Treatment and post-therapy characteristics of the entire cohort by pathologic response are depicted in Table 2. Twenty-six (32.9%) patients achieved pCR while 53 (67.1%) did not. Of those who received NA-CRT, 22 (55.0%) patients had tumor necrosis rates greater than 90% while 18 did not (45.0%). Of the NA-CT arm, 1 patient (5.0%) achieved pCR and 19 (95.0%) did not. Of the NA-XRT group, 3 patients achieved pCR (15.8%) while 16 (84.2%) did not. The median pre-treatment tumor size was 10.4 cm and post-treatment size was 9.7 cm based on radiographic interpretation. Of note, 66.7% of spindle cell sarcomas achieved pCR (Table 1). On comparing the pre- and post-treatment size of the tumors with paired T-tests, there was a significant difference among the patients that achieved pCR (p = 0.010) but not among the entire cohort (p = 0.161) or among patients who did not achieve pCR (0.997) (Figure 1). Pathology revealed negative margins for 70 patients (88.6%). 71 patients (89.9%) were alive at the time of the analysis. Of these 71 patients, 55 (69.6%) were without local or distant recurrence. Of the entire cohort, 23 patients developed a local or distant recurrence at the time of analysis. 19 (82.6%) of these patients did not achieve pCR. Seven of the eight patients who were deceased at the time of analysis had a local or distant recurrence at time of death. Of the patients who received chemotherapy, Adriamycin ifosfamide (AI) was the most common regimen used (34.2%).

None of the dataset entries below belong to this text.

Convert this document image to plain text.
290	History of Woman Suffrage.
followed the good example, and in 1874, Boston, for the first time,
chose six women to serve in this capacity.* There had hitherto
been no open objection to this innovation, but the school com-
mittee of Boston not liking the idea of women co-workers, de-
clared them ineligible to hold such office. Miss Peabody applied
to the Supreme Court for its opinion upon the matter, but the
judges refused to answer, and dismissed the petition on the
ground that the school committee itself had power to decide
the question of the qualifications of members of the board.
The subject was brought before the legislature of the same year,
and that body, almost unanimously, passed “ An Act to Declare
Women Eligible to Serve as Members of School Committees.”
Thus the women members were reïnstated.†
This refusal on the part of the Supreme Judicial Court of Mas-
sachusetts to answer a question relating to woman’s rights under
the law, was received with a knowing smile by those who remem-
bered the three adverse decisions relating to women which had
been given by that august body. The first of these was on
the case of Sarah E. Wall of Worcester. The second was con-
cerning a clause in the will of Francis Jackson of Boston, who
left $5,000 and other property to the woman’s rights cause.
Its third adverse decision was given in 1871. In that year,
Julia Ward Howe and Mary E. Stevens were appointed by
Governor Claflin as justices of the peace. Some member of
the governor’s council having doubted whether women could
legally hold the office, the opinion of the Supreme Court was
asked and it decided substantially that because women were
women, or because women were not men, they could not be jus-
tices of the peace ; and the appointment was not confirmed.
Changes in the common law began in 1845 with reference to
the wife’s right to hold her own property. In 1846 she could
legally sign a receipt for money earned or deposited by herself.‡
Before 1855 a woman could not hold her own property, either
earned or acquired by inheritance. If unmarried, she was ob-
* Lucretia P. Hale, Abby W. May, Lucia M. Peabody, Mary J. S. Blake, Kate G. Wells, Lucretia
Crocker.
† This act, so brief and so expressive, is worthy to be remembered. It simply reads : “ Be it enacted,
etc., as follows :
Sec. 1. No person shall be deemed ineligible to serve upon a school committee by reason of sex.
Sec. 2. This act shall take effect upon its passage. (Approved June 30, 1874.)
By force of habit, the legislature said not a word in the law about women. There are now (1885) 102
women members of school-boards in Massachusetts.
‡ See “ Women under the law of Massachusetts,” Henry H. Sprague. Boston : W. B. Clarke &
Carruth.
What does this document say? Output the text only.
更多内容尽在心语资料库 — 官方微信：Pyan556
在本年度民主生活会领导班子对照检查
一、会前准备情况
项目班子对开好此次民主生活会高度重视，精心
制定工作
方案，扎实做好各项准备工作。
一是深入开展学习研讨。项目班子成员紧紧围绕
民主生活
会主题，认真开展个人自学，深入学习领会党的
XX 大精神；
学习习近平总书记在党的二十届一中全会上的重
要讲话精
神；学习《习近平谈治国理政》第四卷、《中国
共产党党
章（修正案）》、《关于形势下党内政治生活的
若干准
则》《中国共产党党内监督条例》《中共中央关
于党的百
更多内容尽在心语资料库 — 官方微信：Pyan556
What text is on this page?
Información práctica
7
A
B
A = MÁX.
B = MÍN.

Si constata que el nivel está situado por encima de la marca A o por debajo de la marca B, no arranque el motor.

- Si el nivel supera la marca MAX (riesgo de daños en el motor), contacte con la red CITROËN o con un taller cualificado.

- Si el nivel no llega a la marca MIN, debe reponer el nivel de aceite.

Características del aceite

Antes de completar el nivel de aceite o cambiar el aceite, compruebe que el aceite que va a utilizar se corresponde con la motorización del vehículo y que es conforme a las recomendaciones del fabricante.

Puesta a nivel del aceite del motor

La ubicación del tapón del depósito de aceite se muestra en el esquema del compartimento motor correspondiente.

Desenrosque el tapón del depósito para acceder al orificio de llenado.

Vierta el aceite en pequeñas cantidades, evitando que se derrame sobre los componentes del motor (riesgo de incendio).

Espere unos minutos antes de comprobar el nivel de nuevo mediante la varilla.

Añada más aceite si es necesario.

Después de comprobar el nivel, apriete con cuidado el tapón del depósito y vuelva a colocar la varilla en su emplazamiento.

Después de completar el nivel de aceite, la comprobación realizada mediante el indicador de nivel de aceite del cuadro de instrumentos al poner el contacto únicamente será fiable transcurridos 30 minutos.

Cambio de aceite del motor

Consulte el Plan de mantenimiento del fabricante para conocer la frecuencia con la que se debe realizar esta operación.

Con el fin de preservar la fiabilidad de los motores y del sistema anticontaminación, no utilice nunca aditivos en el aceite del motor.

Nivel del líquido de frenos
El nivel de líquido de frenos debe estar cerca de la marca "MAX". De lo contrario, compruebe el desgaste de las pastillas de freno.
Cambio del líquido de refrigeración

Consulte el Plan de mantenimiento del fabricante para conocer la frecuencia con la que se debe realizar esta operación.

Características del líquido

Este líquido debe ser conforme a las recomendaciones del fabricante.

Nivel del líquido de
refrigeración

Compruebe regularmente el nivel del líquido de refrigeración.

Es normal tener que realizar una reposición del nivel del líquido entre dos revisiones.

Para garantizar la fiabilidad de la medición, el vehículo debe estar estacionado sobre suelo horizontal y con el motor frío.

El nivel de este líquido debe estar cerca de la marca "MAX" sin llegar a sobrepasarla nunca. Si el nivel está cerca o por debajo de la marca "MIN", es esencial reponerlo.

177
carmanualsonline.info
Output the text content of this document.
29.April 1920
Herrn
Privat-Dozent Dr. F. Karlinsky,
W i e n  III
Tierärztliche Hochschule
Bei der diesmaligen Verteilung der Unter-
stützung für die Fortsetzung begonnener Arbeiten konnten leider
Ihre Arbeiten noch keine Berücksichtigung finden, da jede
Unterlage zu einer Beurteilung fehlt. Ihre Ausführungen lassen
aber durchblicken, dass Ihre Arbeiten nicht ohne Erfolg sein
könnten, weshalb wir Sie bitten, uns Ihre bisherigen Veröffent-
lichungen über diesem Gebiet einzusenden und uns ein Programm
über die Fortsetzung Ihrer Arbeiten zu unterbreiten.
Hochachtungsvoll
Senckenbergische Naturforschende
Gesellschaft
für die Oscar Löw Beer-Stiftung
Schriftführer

3.3. Effect of Treatment on pCR

Logistic regression analysis was performed to determine the effect of treatment on pCR (Table 3). Variables examined were treatment, age, sex, race/ethnicity, location of primary tumor, histology, tumor size, and clinical T and N staging. On univariate and multivariate analysis, NA-CT (OR 15.82, 95% CI = 2.58–96.9, p = 0.003 in UVA and OR 24.7, 95% CI = 2.88–211.2, p = 0.003 in MVA, respectively) and NA-XRT (OR 5.73, 95% CI = 1.51–21.8, p = 0.010 in UVA and OR 7.95, 95% CI = 1.87–33.7, p = 0.005 in MVA, respectively) was significantly associated with non- pCR when compared to NA-CRT. Grade 3 disease was also significantly associated with achieving pCR in UVA when compared to Grade 2 disease (OR 0.23, 95% CI = 0.06–0.80, p = 0.022 in UVA and OR 0.16, 95% CI = 0.04–0.70, p = 0.015 in MVA, respectively).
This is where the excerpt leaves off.